Columbus City Council on April 7 approved a range of loans, contracts and routine quotes affecting workforce housing, park facilities, sewer work, airport funding and the schedule for a special election on the city’s 1% local sales tax.

Key approvals included two workforce housing loan agreements totaling $2 million, design-phase contracts for Gerard Park restrooms and a cemetery maintenance shop, a contract for sanitary sewer rehabilitation, an agency agreement to pursue federal airport funding, and a resolution setting a June 10 special election to ask voters to continue the 1% sales-and-use tax and to amend the city’s economic development program if the tax continues.

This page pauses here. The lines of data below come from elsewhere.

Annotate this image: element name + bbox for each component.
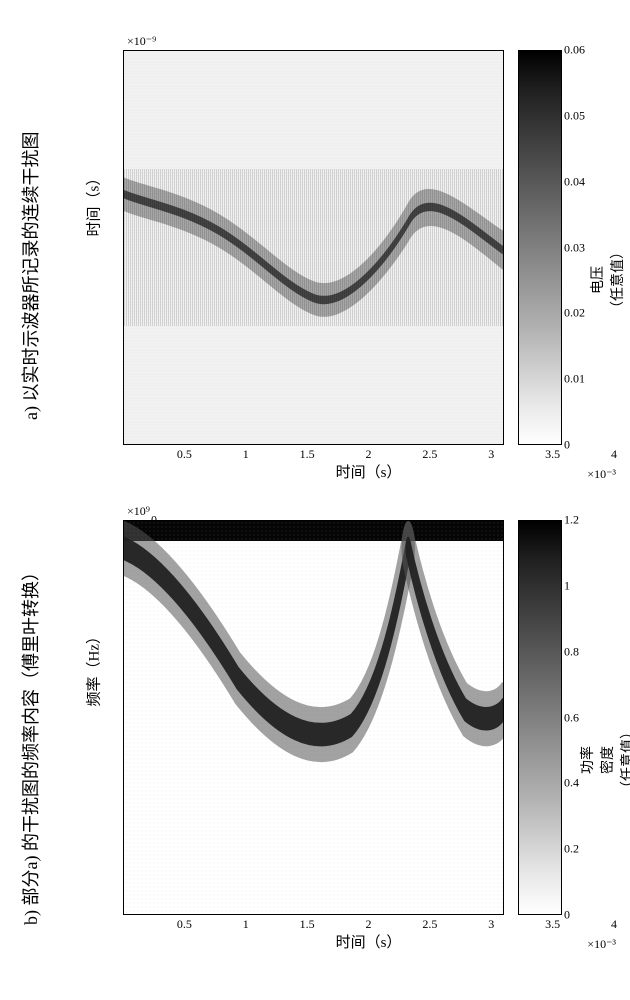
x-tick: 3.5 xyxy=(545,447,560,462)
chirp-curve xyxy=(124,521,503,914)
colorbar-tick: 0.8 xyxy=(564,644,579,659)
colorbar-ticks: 1.210.80.60.40.20 xyxy=(564,520,598,915)
x-axis: 0.5 1 1.5 2 2.5 3 3.5 4 时间（s） ×10⁻³ xyxy=(123,447,614,480)
x-tick: 0.5 xyxy=(177,917,192,932)
panel-title: a) 以实时示波器所记录的连续干扰图 xyxy=(17,132,43,420)
colorbar-tick: 1.2 xyxy=(564,513,579,528)
x-tick: 2.5 xyxy=(422,917,437,932)
colorbar-tick: 1 xyxy=(564,578,570,593)
y-axis-exponent: ×10⁻⁹ xyxy=(127,34,156,49)
x-tick: 3 xyxy=(488,917,494,932)
colorbar-tick: 0.02 xyxy=(564,306,585,321)
figure-area: ×10⁻⁹时间（s）246810120.511.522.533.54时间（s）×… xyxy=(83,40,622,480)
plot-box xyxy=(123,50,504,445)
colorbar-tick: 0.2 xyxy=(564,842,579,857)
colorbar-tick: 0.03 xyxy=(564,240,585,255)
x-tick: 4 xyxy=(611,447,617,462)
colorbar-column: 0.060.050.040.030.020.010电压（任意值） xyxy=(512,40,622,480)
colorbar-tick: 0.04 xyxy=(564,174,585,189)
x-tick: 2 xyxy=(366,447,372,462)
colorbar-column: 1.210.80.60.40.20功率密度（任意值） xyxy=(512,510,622,950)
colorbar-tick: 0 xyxy=(564,908,570,923)
colorbar xyxy=(518,50,562,445)
x-tick: 1 xyxy=(243,447,249,462)
y-axis-exponent: ×10⁹ xyxy=(127,504,150,519)
panel-a: a) 以实时示波器所记录的连续干扰图×10⁻⁹时间（s）246810120.51… xyxy=(8,30,622,490)
colorbar-tick: 0.05 xyxy=(564,108,585,123)
plot-column: ×10⁻⁹时间（s）246810120.511.522.533.54时间（s）×… xyxy=(83,40,512,480)
colorbar-tick: 0 xyxy=(564,438,570,453)
x-tick: 2.5 xyxy=(422,447,437,462)
band-texture xyxy=(124,169,503,326)
plot-column: ×10⁹频率（Hz）024680.511.522.533.54时间（s）×10⁻… xyxy=(83,510,512,950)
x-tick: 1 xyxy=(243,917,249,932)
colorbar-tick: 0.06 xyxy=(564,43,585,58)
x-axis-label: 时间（s） xyxy=(336,461,402,482)
x-tick: 1.5 xyxy=(300,447,315,462)
colorbar-label: 功率密度（任意值） xyxy=(577,725,630,795)
colorbar-tick: 0.6 xyxy=(564,710,579,725)
panel-b: b) 部分a) 的干扰图的频率内容（傅里叶转换）×10⁹频率（Hz）024680… xyxy=(8,500,622,960)
x-axis-label: 时间（s） xyxy=(336,931,402,952)
x-axis-exponent: ×10⁻³ xyxy=(587,937,616,952)
x-tick: 3 xyxy=(488,447,494,462)
x-tick: 4 xyxy=(611,917,617,932)
x-tick: 1.5 xyxy=(300,917,315,932)
x-tick: 0.5 xyxy=(177,447,192,462)
plot-box xyxy=(123,520,504,915)
y-axis-label: 频率（Hz） xyxy=(83,629,104,707)
colorbar-tick: 0.01 xyxy=(564,372,585,387)
x-axis-exponent: ×10⁻³ xyxy=(587,467,616,482)
x-axis: 0.5 1 1.5 2 2.5 3 3.5 4 时间（s） ×10⁻³ xyxy=(123,917,614,950)
x-tick: 3.5 xyxy=(545,917,560,932)
panel-title: b) 部分a) 的干扰图的频率内容（傅里叶转换） xyxy=(17,563,43,925)
x-tick: 2 xyxy=(366,917,372,932)
colorbar xyxy=(518,520,562,915)
y-axis-label: 时间（s） xyxy=(83,171,104,237)
figure-area: ×10⁹频率（Hz）024680.511.522.533.54时间（s）×10⁻… xyxy=(83,510,622,950)
colorbar-label: 电压（任意值） xyxy=(587,245,627,315)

The council approved the following items (amounts and CIP numbers where provided): Quail Meadows LLC loan agreement, $800,000 for workforce housing and infrastructure (Resolution R25-48); Kay Herman Development LLC loan agreement, $1,200,000 for two workforce housing projects including units at Vitality Village subject to previously adopted affordability covenants (R25-49); a $100,000 design-phase agreement with BD Construction Inc. for Gerard Park restroom and concessions design (estimated construction cost cited in staff documents: $1,200,000; R25-50); a $33,500 design-phase agreement with BD Construction Inc. for a cemetery maintenance shop addition (R25-51; estimated total project cost discussed at $250,000); a $168,208 contract award to Midlands Contracting d/b/a Johnson Service Company for Sanitary Sewer Rehabilitation 2025 (R25-52); and an agency agreement with the Nebraska Department of Aeronautics to obtain federal funding assistance for construction of an eight-place T-hangar at Columbus Municipal Airport (R25-53).

Routine quotes and purchases approved include a Cisco HyperFlex subscription renewal from Sirius Computer Solutions LLC for $22,196.94; Microsoft Office and Access licenses from CDW Government for $11,466.94; annual fire pump, ladder and hose testing from Danco Emergency Equipment and Firecat Precision Service Testing totaling $16,956.05; test-well drilling and data collection from Downey Drilling Inc. for $29,306.50 (North Wellfield, CIP 25-67); and an emergency backup generator from High Plains Power Systems for $27,700 for well number 16 (CIP 25-58). The council removed from the agenda a $10,352.24 quote for replacement parts for the aquatic center air handling unit after staff identified a less expensive alternative.

Council discussion was generally brief. A council member asked whether the workforce housing loans include income-based units; staff clarified that one of the Kay Herman projects is within Vitality Village and must meet previously adopted affordability covenants, and that both loan packages are structured as lower-interest (2%) loans to be repaid into the economic development fund. "With interest, these are lower interest than a prime rate," staff said, describing the loans as a revolving fund to be repaid and reused for future projects.

On the Gerard Park project, staff said the design-phase contract is based on a schematic design with an estimated construction cost of $1.2 million and a planned building footprint around 4,500–5,000 square feet. That estimate implies an approximate construction cost of $240 per square foot based on the $1.2 million figure and a 5,000-square-foot footprint.

Council approved a resolution (R25-56) calling a special election for June 10, 2025. Proposition A would ask voters to authorize continuation of the 1% sales and use tax for property tax relief, public safety, capital improvements, annual aquatic facility operating costs and funding the economic development program. Proposition B would permit the city to amend the economic development program’s term and funding provisions, which may be amended only if Proposition A is approved.

During council comments Mayor James B. Bulkley announced a series of brown-bag lunch events and town halls on April 10 at the Charlie Lewis Fire Station, the airport and Pawnee Plunge to present information about the 1% sales tax and answer questions. Councilmember Charlie (surname not specified in the transcript) and others noted the city’s role as final approver of economic development recommendations and discussed interest-rate practices at the Citizens Advisory Review Committee.

All listed motions and resolutions carried by voice vote as recorded in the minutes; individual roll-call tallies were not recorded in the meeting text.